Sikap tak transparan bukan strategi yang bagus untuk humas mana pun, termasuk untuk pondok pesantren modern Gontor di Ponogoro, Jawa Timur. Ponpes tenar tersebut kini sedang dikecam netizen karena tak transparan menangani kasus penganiayaan sesama santri yang berujung kematian.
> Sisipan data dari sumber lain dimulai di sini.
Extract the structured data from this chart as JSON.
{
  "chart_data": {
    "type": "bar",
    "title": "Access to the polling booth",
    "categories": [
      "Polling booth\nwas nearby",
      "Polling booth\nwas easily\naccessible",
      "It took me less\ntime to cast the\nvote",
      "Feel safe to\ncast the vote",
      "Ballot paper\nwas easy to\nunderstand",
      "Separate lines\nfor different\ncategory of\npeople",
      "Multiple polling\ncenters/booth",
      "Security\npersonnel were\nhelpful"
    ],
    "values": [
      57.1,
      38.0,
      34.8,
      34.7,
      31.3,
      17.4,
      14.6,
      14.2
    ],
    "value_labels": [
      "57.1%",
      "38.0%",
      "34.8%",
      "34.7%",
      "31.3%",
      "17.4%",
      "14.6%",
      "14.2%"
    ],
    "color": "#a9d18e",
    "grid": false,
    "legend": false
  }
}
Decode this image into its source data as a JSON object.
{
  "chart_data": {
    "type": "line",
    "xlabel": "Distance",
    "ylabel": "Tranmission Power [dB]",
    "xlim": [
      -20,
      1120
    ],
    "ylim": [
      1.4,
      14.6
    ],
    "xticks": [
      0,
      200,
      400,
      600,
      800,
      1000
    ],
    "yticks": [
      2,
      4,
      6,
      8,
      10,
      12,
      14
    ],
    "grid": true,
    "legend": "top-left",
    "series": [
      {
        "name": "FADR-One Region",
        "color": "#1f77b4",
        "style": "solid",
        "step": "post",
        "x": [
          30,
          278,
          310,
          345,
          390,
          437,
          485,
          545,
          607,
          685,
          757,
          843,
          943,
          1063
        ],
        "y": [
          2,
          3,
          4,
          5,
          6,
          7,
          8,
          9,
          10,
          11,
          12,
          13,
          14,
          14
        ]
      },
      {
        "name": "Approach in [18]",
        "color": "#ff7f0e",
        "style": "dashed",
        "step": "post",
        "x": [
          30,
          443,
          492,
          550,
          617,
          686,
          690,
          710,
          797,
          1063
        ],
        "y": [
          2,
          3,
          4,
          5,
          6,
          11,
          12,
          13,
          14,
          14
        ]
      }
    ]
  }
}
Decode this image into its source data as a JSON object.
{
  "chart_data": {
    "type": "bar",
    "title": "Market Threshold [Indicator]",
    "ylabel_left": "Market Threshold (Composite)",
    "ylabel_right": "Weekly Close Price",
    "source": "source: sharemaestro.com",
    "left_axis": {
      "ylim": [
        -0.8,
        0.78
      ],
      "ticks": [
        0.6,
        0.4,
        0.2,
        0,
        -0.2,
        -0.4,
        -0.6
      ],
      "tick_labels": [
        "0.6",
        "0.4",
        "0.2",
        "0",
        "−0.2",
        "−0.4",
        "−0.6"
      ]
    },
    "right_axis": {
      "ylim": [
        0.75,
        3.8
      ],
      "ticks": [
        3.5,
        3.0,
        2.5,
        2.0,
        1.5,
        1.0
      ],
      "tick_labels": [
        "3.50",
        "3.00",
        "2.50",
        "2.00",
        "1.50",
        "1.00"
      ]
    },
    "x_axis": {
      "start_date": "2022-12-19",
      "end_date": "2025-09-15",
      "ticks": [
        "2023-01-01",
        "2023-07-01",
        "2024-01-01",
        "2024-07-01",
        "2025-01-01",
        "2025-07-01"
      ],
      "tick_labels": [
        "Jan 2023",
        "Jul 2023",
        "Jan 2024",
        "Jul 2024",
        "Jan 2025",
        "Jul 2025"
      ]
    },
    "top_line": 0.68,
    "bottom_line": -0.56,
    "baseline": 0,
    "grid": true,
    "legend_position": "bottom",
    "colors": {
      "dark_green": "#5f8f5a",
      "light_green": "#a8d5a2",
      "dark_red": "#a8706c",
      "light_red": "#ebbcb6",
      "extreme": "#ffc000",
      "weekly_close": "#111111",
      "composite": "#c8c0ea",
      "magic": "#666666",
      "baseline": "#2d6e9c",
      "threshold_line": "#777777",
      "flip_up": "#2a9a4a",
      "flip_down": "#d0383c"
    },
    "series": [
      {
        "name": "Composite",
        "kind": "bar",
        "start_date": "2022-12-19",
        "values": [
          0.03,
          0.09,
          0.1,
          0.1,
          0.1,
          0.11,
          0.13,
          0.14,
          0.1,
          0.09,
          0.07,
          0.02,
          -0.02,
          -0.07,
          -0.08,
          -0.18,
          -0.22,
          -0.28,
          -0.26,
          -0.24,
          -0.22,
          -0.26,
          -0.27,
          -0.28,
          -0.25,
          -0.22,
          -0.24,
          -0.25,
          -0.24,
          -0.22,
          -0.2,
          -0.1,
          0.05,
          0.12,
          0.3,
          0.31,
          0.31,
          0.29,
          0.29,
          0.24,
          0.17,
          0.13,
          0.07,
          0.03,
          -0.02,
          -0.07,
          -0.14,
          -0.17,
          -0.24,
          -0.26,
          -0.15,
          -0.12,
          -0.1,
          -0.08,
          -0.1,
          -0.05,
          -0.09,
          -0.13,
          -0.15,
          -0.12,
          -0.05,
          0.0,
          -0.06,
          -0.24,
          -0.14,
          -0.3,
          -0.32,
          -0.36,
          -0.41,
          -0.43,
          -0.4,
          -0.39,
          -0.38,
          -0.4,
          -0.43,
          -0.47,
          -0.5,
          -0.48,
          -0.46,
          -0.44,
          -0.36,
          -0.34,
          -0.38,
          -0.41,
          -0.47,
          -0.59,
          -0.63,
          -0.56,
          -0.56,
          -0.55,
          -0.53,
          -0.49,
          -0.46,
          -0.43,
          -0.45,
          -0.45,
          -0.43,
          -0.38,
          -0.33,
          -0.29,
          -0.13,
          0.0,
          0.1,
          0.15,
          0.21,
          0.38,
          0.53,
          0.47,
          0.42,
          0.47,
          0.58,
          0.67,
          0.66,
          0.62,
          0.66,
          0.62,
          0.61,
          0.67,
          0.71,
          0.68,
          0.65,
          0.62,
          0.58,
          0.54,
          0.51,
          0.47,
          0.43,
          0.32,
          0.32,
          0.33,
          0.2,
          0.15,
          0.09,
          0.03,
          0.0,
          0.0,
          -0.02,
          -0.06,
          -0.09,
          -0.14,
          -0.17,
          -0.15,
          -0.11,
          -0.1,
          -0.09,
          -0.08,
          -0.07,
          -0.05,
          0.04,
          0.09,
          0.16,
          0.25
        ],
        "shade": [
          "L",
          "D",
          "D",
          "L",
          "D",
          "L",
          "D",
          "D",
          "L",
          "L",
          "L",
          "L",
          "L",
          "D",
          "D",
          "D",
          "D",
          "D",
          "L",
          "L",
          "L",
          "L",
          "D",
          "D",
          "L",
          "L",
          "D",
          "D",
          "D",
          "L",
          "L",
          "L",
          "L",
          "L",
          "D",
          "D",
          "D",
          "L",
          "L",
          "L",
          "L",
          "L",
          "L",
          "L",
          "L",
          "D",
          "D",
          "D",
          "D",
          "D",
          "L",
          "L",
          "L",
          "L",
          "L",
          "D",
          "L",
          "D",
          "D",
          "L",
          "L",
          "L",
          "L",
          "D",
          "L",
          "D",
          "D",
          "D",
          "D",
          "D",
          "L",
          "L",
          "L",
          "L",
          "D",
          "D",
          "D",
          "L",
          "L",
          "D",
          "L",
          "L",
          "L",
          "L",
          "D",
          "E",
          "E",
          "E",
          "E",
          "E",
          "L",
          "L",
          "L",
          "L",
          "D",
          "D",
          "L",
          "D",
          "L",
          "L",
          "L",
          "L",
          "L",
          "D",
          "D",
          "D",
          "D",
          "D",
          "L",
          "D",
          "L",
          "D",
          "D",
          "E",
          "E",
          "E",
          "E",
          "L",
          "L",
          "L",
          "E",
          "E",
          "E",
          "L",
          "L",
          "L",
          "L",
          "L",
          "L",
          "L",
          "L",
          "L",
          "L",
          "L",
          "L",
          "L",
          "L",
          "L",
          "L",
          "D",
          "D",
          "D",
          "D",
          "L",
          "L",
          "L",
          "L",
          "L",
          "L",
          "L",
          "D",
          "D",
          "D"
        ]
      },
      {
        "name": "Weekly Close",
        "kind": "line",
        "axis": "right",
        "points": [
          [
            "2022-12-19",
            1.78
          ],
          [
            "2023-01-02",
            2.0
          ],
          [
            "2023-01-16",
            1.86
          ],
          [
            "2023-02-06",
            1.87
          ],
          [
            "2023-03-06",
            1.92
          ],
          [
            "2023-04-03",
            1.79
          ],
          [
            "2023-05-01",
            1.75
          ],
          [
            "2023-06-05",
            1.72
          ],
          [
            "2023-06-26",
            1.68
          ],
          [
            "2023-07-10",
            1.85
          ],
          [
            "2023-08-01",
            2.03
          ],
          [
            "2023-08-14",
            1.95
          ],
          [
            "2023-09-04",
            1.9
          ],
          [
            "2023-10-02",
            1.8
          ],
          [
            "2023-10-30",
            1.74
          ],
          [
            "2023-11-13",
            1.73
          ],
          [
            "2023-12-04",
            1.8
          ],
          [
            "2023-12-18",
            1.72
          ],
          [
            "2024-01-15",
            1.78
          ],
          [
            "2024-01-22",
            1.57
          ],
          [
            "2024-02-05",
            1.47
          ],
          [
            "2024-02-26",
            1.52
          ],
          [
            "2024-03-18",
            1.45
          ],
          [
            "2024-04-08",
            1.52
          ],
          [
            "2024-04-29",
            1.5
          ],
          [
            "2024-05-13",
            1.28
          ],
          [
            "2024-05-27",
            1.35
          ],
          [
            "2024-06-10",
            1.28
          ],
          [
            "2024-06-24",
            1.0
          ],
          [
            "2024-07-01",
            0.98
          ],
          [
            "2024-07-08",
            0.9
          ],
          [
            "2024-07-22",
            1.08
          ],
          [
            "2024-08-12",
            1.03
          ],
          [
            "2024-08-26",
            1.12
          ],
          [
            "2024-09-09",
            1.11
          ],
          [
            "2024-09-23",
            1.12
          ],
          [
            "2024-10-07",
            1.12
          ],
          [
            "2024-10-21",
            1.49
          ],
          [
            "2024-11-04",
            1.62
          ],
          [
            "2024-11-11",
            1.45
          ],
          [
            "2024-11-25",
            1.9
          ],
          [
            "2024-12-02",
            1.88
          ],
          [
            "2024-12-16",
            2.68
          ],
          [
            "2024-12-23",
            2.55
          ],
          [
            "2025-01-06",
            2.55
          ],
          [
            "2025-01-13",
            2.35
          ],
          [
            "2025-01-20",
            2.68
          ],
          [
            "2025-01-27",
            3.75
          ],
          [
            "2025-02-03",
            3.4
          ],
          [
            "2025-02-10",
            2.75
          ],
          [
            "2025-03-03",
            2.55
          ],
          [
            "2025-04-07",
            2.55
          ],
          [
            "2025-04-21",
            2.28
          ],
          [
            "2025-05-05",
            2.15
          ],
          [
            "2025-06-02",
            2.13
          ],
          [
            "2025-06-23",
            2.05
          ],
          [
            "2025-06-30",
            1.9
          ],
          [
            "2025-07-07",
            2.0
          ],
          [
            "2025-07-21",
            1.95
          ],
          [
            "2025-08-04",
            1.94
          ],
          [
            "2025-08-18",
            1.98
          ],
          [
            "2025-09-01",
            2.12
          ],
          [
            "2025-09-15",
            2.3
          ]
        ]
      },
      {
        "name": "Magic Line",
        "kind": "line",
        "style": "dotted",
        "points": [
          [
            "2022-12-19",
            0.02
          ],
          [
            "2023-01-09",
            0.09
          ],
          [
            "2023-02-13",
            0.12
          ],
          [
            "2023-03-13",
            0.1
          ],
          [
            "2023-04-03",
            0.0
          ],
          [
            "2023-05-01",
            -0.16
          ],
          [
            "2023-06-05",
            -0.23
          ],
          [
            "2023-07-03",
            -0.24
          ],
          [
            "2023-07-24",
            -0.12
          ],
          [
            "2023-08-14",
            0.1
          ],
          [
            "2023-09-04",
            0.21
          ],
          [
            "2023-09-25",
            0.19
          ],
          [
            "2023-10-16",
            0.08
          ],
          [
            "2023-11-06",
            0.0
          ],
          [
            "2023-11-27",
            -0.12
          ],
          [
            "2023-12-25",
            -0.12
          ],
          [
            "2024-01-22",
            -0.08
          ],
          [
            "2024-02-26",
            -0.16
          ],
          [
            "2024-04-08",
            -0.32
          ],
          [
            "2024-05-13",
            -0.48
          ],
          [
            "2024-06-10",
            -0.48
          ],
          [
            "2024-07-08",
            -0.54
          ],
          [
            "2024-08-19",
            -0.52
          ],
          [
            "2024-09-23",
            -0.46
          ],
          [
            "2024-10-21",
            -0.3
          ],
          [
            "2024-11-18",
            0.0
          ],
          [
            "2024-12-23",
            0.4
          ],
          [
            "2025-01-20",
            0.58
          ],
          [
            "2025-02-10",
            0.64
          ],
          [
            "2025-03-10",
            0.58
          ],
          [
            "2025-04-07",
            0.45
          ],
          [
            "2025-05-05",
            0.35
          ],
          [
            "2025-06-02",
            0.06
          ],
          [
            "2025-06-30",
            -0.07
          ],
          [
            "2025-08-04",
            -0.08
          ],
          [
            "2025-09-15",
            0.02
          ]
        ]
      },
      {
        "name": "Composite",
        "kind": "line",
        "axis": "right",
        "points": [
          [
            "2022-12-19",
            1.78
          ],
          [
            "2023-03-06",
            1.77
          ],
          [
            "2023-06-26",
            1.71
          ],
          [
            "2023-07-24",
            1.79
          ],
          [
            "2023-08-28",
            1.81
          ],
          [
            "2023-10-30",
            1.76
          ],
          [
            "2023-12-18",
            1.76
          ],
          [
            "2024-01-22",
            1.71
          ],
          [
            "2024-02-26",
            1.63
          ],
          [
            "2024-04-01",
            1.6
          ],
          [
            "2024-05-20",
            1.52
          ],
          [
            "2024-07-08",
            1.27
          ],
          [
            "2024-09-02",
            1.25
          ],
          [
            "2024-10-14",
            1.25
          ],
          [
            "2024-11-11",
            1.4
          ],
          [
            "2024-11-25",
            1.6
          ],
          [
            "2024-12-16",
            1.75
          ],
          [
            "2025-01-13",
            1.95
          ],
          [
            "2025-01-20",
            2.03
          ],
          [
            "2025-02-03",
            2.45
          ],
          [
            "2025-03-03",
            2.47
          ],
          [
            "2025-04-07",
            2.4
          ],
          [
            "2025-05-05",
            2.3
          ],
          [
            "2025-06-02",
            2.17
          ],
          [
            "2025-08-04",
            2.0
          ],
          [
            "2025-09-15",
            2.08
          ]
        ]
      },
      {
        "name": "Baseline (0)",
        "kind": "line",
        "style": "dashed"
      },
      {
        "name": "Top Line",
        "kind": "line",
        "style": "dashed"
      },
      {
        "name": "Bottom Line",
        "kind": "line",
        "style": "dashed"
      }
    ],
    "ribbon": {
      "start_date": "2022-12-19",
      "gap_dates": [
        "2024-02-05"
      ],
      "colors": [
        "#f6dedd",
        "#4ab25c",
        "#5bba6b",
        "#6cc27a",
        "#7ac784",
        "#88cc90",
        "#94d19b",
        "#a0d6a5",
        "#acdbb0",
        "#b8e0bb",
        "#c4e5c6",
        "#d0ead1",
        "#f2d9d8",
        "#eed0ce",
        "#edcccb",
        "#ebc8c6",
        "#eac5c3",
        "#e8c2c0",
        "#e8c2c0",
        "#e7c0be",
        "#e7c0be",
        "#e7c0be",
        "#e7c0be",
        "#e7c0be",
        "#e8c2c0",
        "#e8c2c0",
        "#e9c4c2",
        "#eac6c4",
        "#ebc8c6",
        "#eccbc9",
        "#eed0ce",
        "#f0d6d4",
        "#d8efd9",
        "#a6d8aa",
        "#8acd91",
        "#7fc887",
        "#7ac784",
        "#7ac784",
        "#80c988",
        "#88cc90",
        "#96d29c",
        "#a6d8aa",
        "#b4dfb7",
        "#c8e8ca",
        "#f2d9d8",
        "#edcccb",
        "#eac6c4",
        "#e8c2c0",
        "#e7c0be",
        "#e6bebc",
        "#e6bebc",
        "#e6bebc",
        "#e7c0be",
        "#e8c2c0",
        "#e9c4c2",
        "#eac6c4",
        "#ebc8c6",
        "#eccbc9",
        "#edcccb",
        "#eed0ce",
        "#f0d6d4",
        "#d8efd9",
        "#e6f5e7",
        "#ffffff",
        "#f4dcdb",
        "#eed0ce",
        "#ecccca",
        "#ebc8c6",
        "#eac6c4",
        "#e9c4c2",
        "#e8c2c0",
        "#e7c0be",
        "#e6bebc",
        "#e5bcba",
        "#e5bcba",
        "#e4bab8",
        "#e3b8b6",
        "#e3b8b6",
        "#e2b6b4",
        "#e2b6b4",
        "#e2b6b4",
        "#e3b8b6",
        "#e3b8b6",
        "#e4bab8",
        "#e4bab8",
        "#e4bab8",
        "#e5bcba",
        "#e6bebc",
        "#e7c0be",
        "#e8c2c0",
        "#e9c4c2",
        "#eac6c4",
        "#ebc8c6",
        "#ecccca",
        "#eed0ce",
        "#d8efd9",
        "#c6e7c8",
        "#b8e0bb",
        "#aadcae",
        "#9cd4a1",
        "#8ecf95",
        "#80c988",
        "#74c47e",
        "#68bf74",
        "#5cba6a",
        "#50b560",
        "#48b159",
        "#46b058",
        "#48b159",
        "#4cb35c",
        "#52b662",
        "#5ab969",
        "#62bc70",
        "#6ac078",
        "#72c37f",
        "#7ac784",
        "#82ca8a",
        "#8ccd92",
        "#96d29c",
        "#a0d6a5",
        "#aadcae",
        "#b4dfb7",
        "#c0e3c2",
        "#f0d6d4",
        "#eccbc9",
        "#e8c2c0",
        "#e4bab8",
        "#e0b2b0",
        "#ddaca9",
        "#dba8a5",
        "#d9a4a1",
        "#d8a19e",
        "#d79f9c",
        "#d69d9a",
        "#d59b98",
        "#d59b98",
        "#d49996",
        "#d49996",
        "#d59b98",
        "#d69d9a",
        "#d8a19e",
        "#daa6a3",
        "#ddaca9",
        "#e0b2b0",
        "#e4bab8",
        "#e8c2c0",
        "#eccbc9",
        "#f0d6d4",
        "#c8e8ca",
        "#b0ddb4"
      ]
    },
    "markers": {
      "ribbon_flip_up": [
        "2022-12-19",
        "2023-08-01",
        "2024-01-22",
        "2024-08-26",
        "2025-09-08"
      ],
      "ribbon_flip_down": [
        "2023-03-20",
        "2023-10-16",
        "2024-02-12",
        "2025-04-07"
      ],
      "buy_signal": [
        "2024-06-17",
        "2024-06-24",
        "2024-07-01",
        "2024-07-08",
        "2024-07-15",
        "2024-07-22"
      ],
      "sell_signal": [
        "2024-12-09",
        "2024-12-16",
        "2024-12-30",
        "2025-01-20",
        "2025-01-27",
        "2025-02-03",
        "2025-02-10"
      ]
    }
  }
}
Korban yang berinisial AM (17), asal Palembang, meninggal dunia pada Senin (22/8) sekitar pukul 06.00 pagi. Di hari itu pula pengurus Pondok Modern Darussalam Gontor 1 sudah tahu bahwa penyebabnya adalah penganiayaan yang dilakukan sejumlah santri senior. Selain AM, ada 2 korban penganiayaan lain yang kini sedang dirawat di RS.
Videos by VICE
Baru sekitar pukul 10.00 pagi pihak pesantren yang diwakili seorang ustaz bernama Agus menceritakan kabar duka ini kepada keluarga AM di Palembang. Soimah, ibu korban, mengatakan bahwa Ustaz Agus menyebut anaknya meninggal akibat kelelahan ikut Perkemahan Kamis Jumat di pondok.
Penyebab kematian ini kemudian diragukan oleh keluarga. Jenazah korban tiba di rumah pada keesokan siangnya (23/9), diantar oleh Ustaz Agus. Menurut keluarga korban, jasad AM tampak mengenaskan. Kain kafan bahkan harus diganti karena ada darah merembes.
“Saya pun tidak bisa membendung rasa penyesalan saya telah menitipkan anak saya di sebuah pondok pesantren yang notabene nomor satu di Indonesia,” ungkap Soimah, dilansir Kompas.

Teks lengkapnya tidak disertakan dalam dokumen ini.